O foco do código nacional seria a regulamentação técnica. A medida serviria de base para as legislações estaduais, explicou Polito. "O projeto de lei 2020 trata de outros aspectos que fogem da questão técnica, a exemplo do fim das comandas. (...) Ele é muito bom e traz muitos avanços, mas há questões ali que são políticas, e não técnicas", disse o oficial.

BRASIL SEM CHAMAS

Segundo o coronel José Ananias Duarte Frota, que comandou o grupo de trabalho da Senasp, em 2005, a minuta que ficou engavetada no Ministério da Justiça foi aperfeiçoada três anos depois, e deu origem ao projeto "Brasil Sem Chamas", desenvolvido pelo engenheiro José Carlos Tomina, do IPT (Instituto de Pesquisas Tecnológicas de São Paulo). O programa, que está na terceira fase de tramitação junto ao Ministério da Integração Nacional, também tem o objetivo de estabelecer parâmetros nacionais a fim de padronizar a atuação de bombeiros militares e civis, além de prefeituras, conselhos técnicos e outros órgãos. Ele só pode ser aprovado por meio de ato do poder Executivo.

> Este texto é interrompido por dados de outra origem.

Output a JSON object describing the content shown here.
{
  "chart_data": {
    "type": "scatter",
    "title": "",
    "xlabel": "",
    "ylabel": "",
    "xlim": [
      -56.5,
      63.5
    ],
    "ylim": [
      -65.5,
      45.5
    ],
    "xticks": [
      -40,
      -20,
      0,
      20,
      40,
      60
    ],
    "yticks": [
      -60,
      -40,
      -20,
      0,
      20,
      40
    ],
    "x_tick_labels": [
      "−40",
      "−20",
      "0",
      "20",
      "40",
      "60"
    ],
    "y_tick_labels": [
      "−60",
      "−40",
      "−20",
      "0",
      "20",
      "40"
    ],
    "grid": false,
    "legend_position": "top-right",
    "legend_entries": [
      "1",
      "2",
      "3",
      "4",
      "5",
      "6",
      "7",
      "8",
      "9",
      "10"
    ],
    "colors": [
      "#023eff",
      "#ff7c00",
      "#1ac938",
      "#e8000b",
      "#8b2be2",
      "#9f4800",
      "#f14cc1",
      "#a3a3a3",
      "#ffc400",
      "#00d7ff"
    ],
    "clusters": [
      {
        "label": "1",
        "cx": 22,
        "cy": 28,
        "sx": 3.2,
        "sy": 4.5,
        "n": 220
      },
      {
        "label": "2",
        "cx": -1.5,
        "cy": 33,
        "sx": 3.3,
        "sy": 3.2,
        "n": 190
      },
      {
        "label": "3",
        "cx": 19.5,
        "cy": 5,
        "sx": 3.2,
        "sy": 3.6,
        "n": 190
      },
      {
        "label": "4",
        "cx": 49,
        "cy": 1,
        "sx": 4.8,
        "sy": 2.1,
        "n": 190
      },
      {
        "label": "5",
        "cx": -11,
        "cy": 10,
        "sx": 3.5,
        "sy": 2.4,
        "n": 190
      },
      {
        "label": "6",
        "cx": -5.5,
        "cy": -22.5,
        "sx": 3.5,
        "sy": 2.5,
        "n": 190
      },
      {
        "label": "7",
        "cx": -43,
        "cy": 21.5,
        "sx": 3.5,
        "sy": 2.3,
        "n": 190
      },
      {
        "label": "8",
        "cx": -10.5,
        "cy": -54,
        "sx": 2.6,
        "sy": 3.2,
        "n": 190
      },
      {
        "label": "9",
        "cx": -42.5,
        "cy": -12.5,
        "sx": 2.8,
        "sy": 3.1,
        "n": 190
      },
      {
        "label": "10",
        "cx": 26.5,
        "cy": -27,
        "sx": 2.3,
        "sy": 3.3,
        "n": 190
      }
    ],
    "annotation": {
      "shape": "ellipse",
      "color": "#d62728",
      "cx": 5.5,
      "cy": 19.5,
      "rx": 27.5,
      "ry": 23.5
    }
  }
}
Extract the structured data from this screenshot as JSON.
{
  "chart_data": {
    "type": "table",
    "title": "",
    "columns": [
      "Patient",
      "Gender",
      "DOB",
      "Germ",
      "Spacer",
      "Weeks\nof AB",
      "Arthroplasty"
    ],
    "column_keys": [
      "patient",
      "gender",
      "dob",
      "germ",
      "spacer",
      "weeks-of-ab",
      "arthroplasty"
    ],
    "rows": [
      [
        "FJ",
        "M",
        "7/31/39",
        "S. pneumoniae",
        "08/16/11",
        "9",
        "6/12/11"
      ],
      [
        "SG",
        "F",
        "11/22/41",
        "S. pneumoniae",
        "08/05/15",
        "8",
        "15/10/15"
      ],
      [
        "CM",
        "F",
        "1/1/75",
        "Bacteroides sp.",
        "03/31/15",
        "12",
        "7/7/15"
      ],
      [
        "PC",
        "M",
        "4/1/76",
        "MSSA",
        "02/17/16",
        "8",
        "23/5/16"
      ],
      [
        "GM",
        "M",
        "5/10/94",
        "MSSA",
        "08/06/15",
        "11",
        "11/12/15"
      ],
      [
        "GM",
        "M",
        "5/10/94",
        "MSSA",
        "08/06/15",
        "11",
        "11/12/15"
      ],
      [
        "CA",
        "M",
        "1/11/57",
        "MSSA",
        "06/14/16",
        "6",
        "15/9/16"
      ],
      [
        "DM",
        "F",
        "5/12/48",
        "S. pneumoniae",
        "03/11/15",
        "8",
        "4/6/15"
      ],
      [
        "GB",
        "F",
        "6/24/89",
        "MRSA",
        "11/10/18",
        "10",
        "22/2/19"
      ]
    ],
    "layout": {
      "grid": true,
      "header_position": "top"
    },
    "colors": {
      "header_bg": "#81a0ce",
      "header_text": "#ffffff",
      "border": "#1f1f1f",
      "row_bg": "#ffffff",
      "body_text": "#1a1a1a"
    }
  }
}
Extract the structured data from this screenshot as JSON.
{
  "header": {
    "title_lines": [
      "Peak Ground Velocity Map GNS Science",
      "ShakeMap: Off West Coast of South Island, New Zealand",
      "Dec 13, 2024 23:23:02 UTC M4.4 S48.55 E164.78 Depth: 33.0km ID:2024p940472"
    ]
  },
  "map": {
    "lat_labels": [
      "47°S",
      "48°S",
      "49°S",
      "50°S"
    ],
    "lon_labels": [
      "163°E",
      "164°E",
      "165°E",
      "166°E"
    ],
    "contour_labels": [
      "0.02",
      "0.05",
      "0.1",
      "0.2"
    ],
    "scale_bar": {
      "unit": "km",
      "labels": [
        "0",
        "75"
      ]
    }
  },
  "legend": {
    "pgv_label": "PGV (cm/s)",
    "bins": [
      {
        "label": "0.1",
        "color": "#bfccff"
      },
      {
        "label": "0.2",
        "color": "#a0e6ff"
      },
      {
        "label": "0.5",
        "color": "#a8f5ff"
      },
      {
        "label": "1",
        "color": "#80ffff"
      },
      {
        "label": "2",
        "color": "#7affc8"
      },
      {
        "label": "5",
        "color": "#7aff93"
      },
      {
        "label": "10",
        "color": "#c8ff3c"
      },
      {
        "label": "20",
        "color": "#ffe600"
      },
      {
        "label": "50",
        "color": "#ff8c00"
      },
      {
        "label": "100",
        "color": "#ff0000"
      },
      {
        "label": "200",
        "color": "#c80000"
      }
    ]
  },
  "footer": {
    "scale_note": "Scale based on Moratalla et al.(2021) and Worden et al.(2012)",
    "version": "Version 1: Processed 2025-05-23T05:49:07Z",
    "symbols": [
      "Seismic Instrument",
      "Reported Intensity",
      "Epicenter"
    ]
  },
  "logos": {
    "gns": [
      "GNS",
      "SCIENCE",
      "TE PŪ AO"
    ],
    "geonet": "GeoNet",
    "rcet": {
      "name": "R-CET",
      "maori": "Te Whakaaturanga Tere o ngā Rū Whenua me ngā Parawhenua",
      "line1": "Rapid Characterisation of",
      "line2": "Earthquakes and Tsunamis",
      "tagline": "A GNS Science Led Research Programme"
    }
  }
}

Em 2005, a Senasp já havia criado um grupo de trabalho com o mesmo objetivo: elaborar a minuta do Código Nacional de Segurança Contra Incêndio e Pânico. O documento --que estabelecia um conjunto de oito medidas de segurança para edificações e áreas de risco, como "acesso e facilidades para operações de socorro" e mecanismos de "detecção e alarme", foi entregue ao então secretário Luiz Fernando Corrêa, em julho daquele ano, mas também ficou engavetado depois que Corrêa foi designado para chefiar a Polícia Federal.

A reportagem do UOL solicitou entrevista com diretora do Departamento de Políticas, Programas e Projetos da Senasp, Cristina Villanova, porém não houve retorno. A titular da Senasp, Regina Miki, também não atendeu à reportagem.